Searching LinkedIn for [N-word summary of who you're looking for]. Job ID: [job_id]

This runs in the background — leads will appear in your CRM as they're scored (~2-3 min). You can keep working; I'll be here when you want to:
- review the scored list
- tighten the query if results aren't on-target
- enroll them in a sequence (run /specter cold outreach)
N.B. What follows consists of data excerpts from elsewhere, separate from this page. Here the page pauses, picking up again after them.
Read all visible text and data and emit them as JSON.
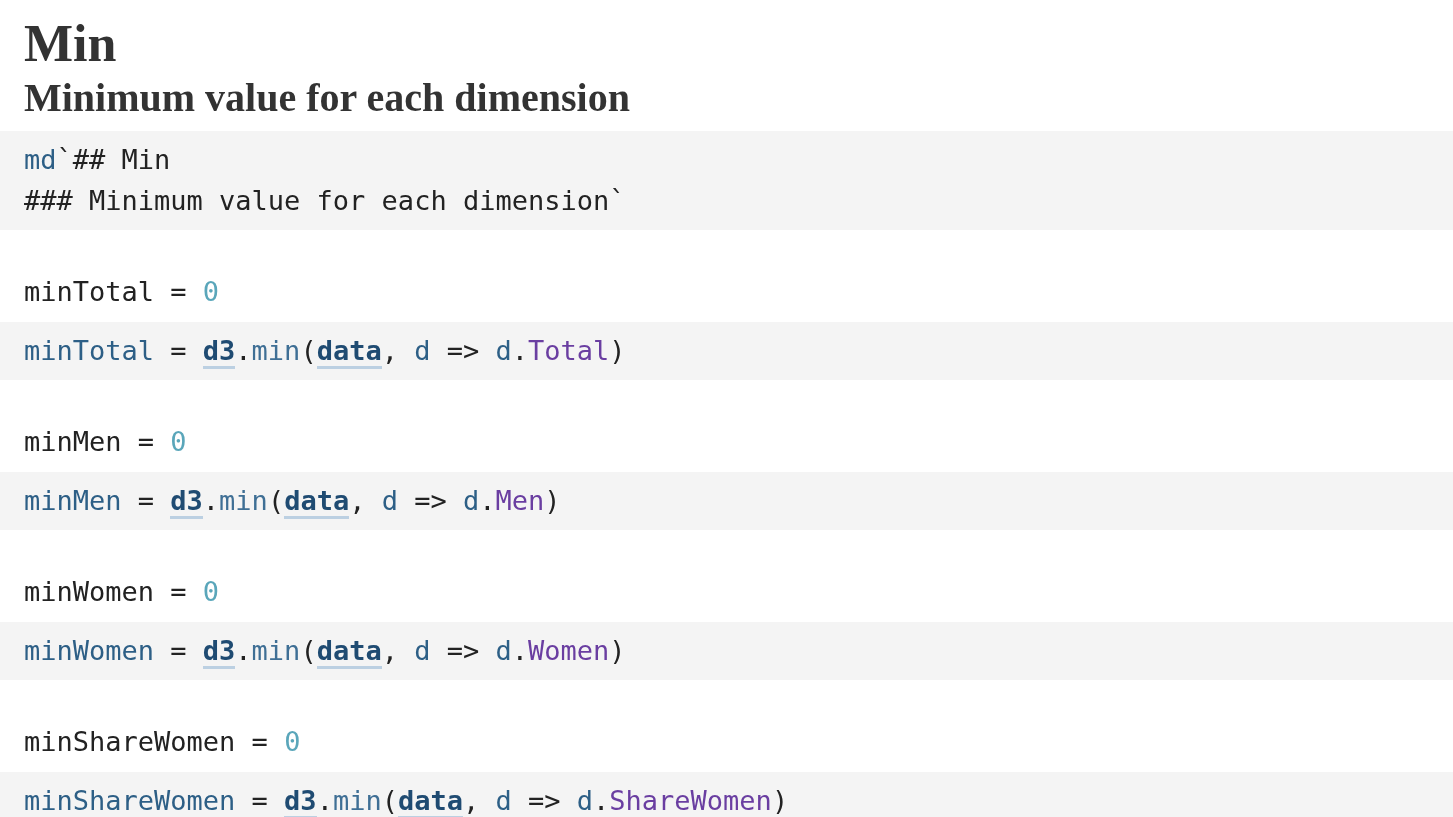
{
  "heading": "Min",
  "subheading": "Minimum value for each dimension",
  "cells": [
    {
      "kind": "code",
      "lines": [
        [
          {
            "t": "md",
            "kind": "variable"
          },
          {
            "t": "`## Min",
            "kind": "plain"
          }
        ],
        [
          {
            "t": "### Minimum value for each dimension`",
            "kind": "plain"
          }
        ]
      ]
    },
    {
      "kind": "output",
      "name": "minTotal",
      "operator": "=",
      "value": "0"
    },
    {
      "kind": "code",
      "lines": [
        [
          {
            "t": "minTotal",
            "kind": "variable"
          },
          {
            "t": " = ",
            "kind": "plain"
          },
          {
            "t": "d3",
            "kind": "reference"
          },
          {
            "t": ".",
            "kind": "plain"
          },
          {
            "t": "min",
            "kind": "method"
          },
          {
            "t": "(",
            "kind": "plain"
          },
          {
            "t": "data",
            "kind": "reference"
          },
          {
            "t": ", ",
            "kind": "plain"
          },
          {
            "t": "d",
            "kind": "param"
          },
          {
            "t": " => ",
            "kind": "plain"
          },
          {
            "t": "d",
            "kind": "param"
          },
          {
            "t": ".",
            "kind": "plain"
          },
          {
            "t": "Total",
            "kind": "property"
          },
          {
            "t": ")",
            "kind": "plain"
          }
        ]
      ]
    },
    {
      "kind": "output",
      "name": "minMen",
      "operator": "=",
      "value": "0"
    },
    {
      "kind": "code",
      "lines": [
        [
          {
            "t": "minMen",
            "kind": "variable"
          },
          {
            "t": " = ",
            "kind": "plain"
          },
          {
            "t": "d3",
            "kind": "reference"
          },
          {
            "t": ".",
            "kind": "plain"
          },
          {
            "t": "min",
            "kind": "method"
          },
          {
            "t": "(",
            "kind": "plain"
          },
          {
            "t": "data",
            "kind": "reference"
          },
          {
            "t": ", ",
            "kind": "plain"
          },
          {
            "t": "d",
            "kind": "param"
          },
          {
            "t": " => ",
            "kind": "plain"
          },
          {
            "t": "d",
            "kind": "param"
          },
          {
            "t": ".",
            "kind": "plain"
          },
          {
            "t": "Men",
            "kind": "property"
          },
          {
            "t": ")",
            "kind": "plain"
          }
        ]
      ]
    },
    {
      "kind": "output",
      "name": "minWomen",
      "operator": "=",
      "value": "0"
    },
    {
      "kind": "code",
      "lines": [
        [
          {
            "t": "minWomen",
            "kind": "variable"
          },
          {
            "t": " = ",
            "kind": "plain"
          },
          {
            "t": "d3",
            "kind": "reference"
          },
          {
            "t": ".",
            "kind": "plain"
          },
          {
            "t": "min",
            "kind": "method"
          },
          {
            "t": "(",
            "kind": "plain"
          },
          {
            "t": "data",
            "kind": "reference"
          },
          {
            "t": ", ",
            "kind": "plain"
          },
          {
            "t": "d",
            "kind": "param"
          },
          {
            "t": " => ",
            "kind": "plain"
          },
          {
            "t": "d",
            "kind": "param"
          },
          {
            "t": ".",
            "kind": "plain"
          },
          {
            "t": "Women",
            "kind": "property"
          },
          {
            "t": ")",
            "kind": "plain"
          }
        ]
      ]
    },
    {
      "kind": "output",
      "name": "minShareWomen",
      "operator": "=",
      "value": "0"
    },
    {
      "kind": "code",
      "lines": [
        [
          {
            "t": "minShareWomen",
            "kind": "variable"
          },
          {
            "t": " = ",
            "kind": "plain"
          },
          {
            "t": "d3",
            "kind": "reference"
          },
          {
            "t": ".",
            "kind": "plain"
          },
          {
            "t": "min",
            "kind": "method"
          },
          {
            "t": "(",
            "kind": "plain"
          },
          {
            "t": "data",
            "kind": "reference"
          },
          {
            "t": ", ",
            "kind": "plain"
          },
          {
            "t": "d",
            "kind": "param"
          },
          {
            "t": " => ",
            "kind": "plain"
          },
          {
            "t": "d",
            "kind": "param"
          },
          {
            "t": ".",
            "kind": "plain"
          },
          {
            "t": "ShareWomen",
            "kind": "property"
          },
          {
            "t": ")",
            "kind": "plain"
          }
        ]
      ]
    }
  ]
}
Then save_memory with the search context so the next conversation can iterate.

Constraints

  • Never invent investor names. The actor returns real profiles or you say "no results yet."
  • One actor call per skill turn. Don't re-fire if the user just asked a clarifying question.
  • For very small rounds (<$250k), suggest the angel path (twitter_angel_scraper) over institutional VC.
  • For pre-seed AI, lean into specialized funds (e.g. South Park Commons, Conviction, Day One) — but let the actor surface them, don't pre-name them.
  • Mode tag: when calling linkedin_prospector, the query already encodes the VC mode. No special parameter needed.

Footer

Background job. Results land in your CRM in 2-3 minutes. Run check_lead_job with the job_id if you want a status update.

Example prompts

find me 50 seed VCs in dev tools
investor list for our Series A
find AI angels who invest at pre-seed
fundraising prospect list
European VCs that lead seed in fintech

Inputs and output

Inputs

FieldDescription
stagepre-seed, seed, Series A, B+, or 'all'
sectorvertical / theme — AI, dev-tools, fintech, etc.
geographyoptional region filter
check_sizeoptional dollar range
max_leadsoptional cap (default 50)

Output

Background job. Investor leads stream into the CRM with role, fund, stage focus, recent investments. ETA 2-3 min.

Runtime profile

What the engine commits when this skill runs.

PropertyValueMeaning
Model tiersonnetThe balanced default model class. Trades quality against cost for the vast majority of skill runs.
Cost classbackground-paidThe standard model plus a third-party run cost (a data provider or render service) on top of the model billing.
Turn budget6Hard cap on tool-calling iterations before the engine forces a final answer.
ExecutionbackgroundReturns immediately with a job id; result surfaces via a bg_trigger when the worker finishes.

Under the hood

Tools the engine exposes to this skill and integrations it needs.

ResourceKind
linkedin_prospectortool
twitter_angel_scrapertool
get_company_profiletool
search_memorytool
save_memorytool
check_lead_jobtool

Tags: leads, fundraising, vc, background

Invoking this from an agent

Three paths reach this skill. From the chat UI, a user can type the persona slash command followed by a natural request and the discovery step resolves to this skill automatically. From the MCP server, fetch the skill detail with get_skill({id: "vc-prospector"}) and then invoke it through the agent runtime once the authenticated tier ships. From your own code, hit /docs/skills/vc-prospector/llm.txt for the token-efficient markdown body and feed it to your model directly.

Note
Every skill page has a canonical permalink and a markdown alternate that LLM crawlers consume via Accept: text/markdown. The full machine-readable catalog lives at /.well-known/agent-skills/index.json.